19 Oct 2016

Hybrid Debt Instruments: Proposed Changes

Practice Area(s): Corporate & Commercial | Tax |

Following the release of the draft Taxation Laws Amendment Bill (“the Bill”) on the 8 July 2016, National Treasury has focused the spotlight on hybrid debt instruments.

The provisions pertaining to hybrid debt instruments are embodied in section 8F and section 8FA of the Income Tax Act 58 of 1962 (the “Act”).

In essence, in certain instances, section 8F and section 8FA of the Act reclassifies interest as a dividend in specie i.e. a distribution in a form other than cash.
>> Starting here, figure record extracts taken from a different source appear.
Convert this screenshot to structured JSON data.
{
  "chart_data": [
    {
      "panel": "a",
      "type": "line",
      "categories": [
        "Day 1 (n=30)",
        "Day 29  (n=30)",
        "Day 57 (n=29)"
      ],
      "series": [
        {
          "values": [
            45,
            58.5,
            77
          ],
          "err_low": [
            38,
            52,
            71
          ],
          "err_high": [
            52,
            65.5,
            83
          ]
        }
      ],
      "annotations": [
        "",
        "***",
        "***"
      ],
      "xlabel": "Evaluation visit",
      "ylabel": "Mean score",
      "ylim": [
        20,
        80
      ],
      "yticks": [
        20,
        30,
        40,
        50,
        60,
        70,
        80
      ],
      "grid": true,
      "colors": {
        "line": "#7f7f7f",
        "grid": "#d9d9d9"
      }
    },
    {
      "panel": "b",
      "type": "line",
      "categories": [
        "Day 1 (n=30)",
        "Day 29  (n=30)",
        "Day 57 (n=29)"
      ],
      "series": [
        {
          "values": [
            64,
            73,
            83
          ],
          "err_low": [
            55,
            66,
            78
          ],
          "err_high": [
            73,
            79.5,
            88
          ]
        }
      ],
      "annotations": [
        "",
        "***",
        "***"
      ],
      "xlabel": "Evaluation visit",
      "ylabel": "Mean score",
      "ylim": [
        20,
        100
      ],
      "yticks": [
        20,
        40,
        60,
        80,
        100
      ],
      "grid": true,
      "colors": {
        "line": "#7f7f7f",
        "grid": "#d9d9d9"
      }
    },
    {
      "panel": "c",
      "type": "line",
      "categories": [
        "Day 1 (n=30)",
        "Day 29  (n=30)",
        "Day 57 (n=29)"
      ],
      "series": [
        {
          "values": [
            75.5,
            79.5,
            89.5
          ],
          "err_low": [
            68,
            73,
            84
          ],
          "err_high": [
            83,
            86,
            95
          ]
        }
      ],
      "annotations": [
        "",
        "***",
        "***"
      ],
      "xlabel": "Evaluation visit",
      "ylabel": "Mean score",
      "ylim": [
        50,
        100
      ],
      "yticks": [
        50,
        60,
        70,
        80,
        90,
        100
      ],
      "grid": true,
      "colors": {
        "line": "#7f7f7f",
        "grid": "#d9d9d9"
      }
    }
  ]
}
With the release of the draft Bill, National Treasury has proposed key amendments to the sections. Firstly, where a debt instrument is issued by a non-resident company, the reclassification of interest under section 8F and 8FA will apply only if:

  • such non-resident company issues a debt instrument that is solely attributable to permanent establishment in South Africa; or
  • if the non-resident company is a controlled foreign company whose profits are attributable to a South African resident.

This amendment aims to target specific transactions under which the parties, being non-residents, have intentionally include equity features in their debts instruments in order to taking advantage of the re-classification of interest under section 8F and 8FA.

Under the current wording, the sections apply to both residents and non-residents.  When interest is reclassified in terms of either section, the interest is deemed to be a dividend in specie and taxable as such. This results in a disallowance of the deduction of the interest.

With transactions involving non-resident issuers and resident holders, the reclassification of the interest will benefit the holder who can make use of the dividends tax exemptions available. The issuer on the other hand, will not be denied the interest deduction (if it is not subject to South African tax rules), as the South African anti-hybrid rules will not apply to the non-resident. This is effectively a mismatch in treatment of the deemed dividend for tax purposes, which the proposed amendments seek to remedy.

It is proposed that this amendment to sections 8F and 8FA applies retrospectively from 24 February 2016 and will be applicable in respect of amounts incurred on or after that date.

The second amendment proposed by National Treasury will affect hybrid debt instruments which are subject to subordination agreements.

Companies generally opt to enter into subordination agreements in respect of shareholder loans in favour of third party borrowings when faced with a difficult financial year.  By doing this the shareholders loans will rank second to the third party borrowings and the company is able to curb the impact of its financial instability and protect its solvency.

Where the repayment of the shareholder’s loans to a company is dependent on the solvency of the company, in terms of a subordination agreement, such dependency on solvency will fall within the ambit of section 8F.  This will result in a company which is undergoing a financially trying time, being potentially placed in a tax paying position. Any interest payments made in respect of the subordinated shareholders loans will be deemed to be a dividend in specie and the company will therefore be denied the relief of an interest deduction.

In light of this the Bill seeks to limit the application of section 8F.  The proposed amendment excludes the application of section 8F in situations where an issuer of the hybrid debt instrument owes an amount to a company that forms part of the same group of companies and where payments in respect of that amount owing are suspended due to the financial difficulties of the issuer.

It is proposed that the amendment to section 8F will come into effect on 1 January 2017 and will be applicable in respect of amounts incurred on or after that date.

Taxpayers should be mindful of the provisions of section 8F and 8FA when establishing or negotiating financing arrangements, as these anti-avoidance provisions have the effect of ascribing tax consequences contrary to the form of a financing arrangement.